Czech firms urgently need labour force from the East and this “semi-legal Polish path” is the only possibility for them to get such employees quickly.

The paper points to the Rohlik.cz online supermarket company, where the police recently detained 85 Ukrainians whom a Polish labour agency sent to the Czech Republic. This is just one case of many though there are no official statistics of this kind.

“I estimate that thousands of foreigners are entering our country this way. The Polish path helps fill the vacancies in Czech firms for which we have had no staff for long,” Jaroslava Rezlerova, general director of the ManpowerGroup and president of the Association of Personnel Services Providers, told LN.

Other job mediators as well as the Czech Chamber of Commerce have confirmed this trend.

“Firms suffer from an acute lack of people and if the state does not make the employment of foreigners easier, similar cases may repeat,” Chamber of Commerce spokesman Miroslav Diro said.

LN writes that this process is risky since employees can only be sent from Poland to another EU country on the basis of a clear relation between the firm and its employee’s task in the foreign country.

However, many Ukrainians are heading for the Czech Republic with a Polish contract directly without having worked in Poland at all. This is why Czech firms risk that these workers might be expelled if the foreigner police reveal them.

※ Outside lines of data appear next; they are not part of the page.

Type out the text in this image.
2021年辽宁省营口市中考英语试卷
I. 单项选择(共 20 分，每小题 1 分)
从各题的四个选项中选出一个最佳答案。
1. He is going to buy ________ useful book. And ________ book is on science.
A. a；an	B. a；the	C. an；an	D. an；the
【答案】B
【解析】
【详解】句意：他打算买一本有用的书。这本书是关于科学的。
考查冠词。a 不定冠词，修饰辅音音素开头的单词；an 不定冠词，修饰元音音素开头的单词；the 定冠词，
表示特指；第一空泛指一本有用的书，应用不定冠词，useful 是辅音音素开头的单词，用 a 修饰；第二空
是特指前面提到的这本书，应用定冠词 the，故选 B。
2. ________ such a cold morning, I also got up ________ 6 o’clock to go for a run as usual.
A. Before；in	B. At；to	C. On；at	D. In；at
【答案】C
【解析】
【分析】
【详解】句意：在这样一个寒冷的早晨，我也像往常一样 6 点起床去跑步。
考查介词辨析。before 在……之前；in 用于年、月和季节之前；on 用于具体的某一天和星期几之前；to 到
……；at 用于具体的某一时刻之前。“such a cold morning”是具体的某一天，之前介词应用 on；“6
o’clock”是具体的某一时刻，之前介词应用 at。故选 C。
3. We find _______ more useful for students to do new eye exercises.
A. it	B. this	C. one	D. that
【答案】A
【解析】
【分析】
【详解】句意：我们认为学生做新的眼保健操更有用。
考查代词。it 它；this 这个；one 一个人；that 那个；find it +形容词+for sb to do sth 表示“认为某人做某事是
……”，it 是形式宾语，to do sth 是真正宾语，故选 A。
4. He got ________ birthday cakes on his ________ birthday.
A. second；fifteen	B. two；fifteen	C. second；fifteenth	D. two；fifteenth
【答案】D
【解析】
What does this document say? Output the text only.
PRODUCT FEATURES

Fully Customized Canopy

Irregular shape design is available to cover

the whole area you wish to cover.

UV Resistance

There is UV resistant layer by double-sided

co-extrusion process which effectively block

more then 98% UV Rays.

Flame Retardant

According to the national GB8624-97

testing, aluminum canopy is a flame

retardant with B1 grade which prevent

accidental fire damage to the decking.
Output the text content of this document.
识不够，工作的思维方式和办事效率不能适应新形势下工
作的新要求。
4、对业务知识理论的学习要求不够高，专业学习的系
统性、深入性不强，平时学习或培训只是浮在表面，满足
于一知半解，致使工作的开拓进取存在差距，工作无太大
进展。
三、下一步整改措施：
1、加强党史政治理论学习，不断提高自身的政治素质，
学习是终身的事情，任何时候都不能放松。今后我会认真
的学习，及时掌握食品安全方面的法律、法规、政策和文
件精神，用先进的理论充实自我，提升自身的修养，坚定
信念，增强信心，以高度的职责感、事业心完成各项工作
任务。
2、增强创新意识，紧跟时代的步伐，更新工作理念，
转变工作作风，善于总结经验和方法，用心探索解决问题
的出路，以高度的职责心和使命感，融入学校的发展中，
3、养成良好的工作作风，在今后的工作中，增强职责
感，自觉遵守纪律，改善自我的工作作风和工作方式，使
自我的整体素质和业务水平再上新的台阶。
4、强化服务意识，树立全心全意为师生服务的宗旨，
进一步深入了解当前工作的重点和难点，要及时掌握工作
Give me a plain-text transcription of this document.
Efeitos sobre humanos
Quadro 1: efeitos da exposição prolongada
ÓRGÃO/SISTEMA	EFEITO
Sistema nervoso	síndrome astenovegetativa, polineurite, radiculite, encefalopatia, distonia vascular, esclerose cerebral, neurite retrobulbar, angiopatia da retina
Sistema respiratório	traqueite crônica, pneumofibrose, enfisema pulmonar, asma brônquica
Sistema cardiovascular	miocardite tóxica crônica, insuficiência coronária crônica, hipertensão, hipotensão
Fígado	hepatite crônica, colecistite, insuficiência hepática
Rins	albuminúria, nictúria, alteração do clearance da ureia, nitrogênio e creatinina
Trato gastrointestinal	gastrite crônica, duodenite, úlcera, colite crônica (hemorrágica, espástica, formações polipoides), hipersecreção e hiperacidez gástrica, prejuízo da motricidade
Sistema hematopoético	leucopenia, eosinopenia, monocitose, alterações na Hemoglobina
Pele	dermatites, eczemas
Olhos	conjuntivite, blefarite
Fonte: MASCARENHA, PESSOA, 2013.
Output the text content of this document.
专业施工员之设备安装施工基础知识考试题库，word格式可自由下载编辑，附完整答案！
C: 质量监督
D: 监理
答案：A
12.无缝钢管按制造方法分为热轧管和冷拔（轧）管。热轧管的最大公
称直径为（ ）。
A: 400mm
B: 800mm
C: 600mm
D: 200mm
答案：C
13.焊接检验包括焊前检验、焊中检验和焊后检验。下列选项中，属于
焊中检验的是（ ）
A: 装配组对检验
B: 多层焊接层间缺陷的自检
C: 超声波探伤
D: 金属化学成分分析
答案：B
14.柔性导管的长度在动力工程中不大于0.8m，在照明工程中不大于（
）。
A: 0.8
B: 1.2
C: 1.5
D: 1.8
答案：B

Rezlerova admits that this practice is illegal, but she blames the Czech government for not having solved the problem for long.

It has been more and more complicated to get Ukrainian workers to the Czech Republic legally. Unlike the neighbouring Poland where working visas are often issued within a week, Czech authorities process the same applications for up to six months, LN writes.

According to official statistics 81,209 Ukrainians had permanent residence and another 29,036 temporary residence in the Czech Republic at the end of last year.

Czech employers need to fill some 140,000 vacancies at present. They mainly seek qualified manual workers as well as drivers, warehousemen, bakers and so on.

A Ukrainian worker who seeks a job in the Czech Republic can either apply for an employee card, combining resident and work permits, individually or hope that the Czech firm with which he wants to work has voluntarily joined the “Special Regime Ukraine” government programme government that was launched last summer. It should help get Ukrainian workforce to the Czech Republic quickly.

Within this programme, firms offering vacancies register with the Industry and Trade Ministry, choose Ukrainians from its list and apply for employer cards for them without an obligatory electronic registration in the Visapoint system.

A total of 4735 job applications (from 361 firms) have been included in the regime as of March 13, 2017. Nevertheless it still lasts several months to process an application.

Polish authorities are much more flexible in this respect. They issued more than one million visas to Ukrainians citizens last year. The Czech programme is supposed to process only 8300 job applications a year, while Czech firms would welcome many times higher number of foreign workers, LN says.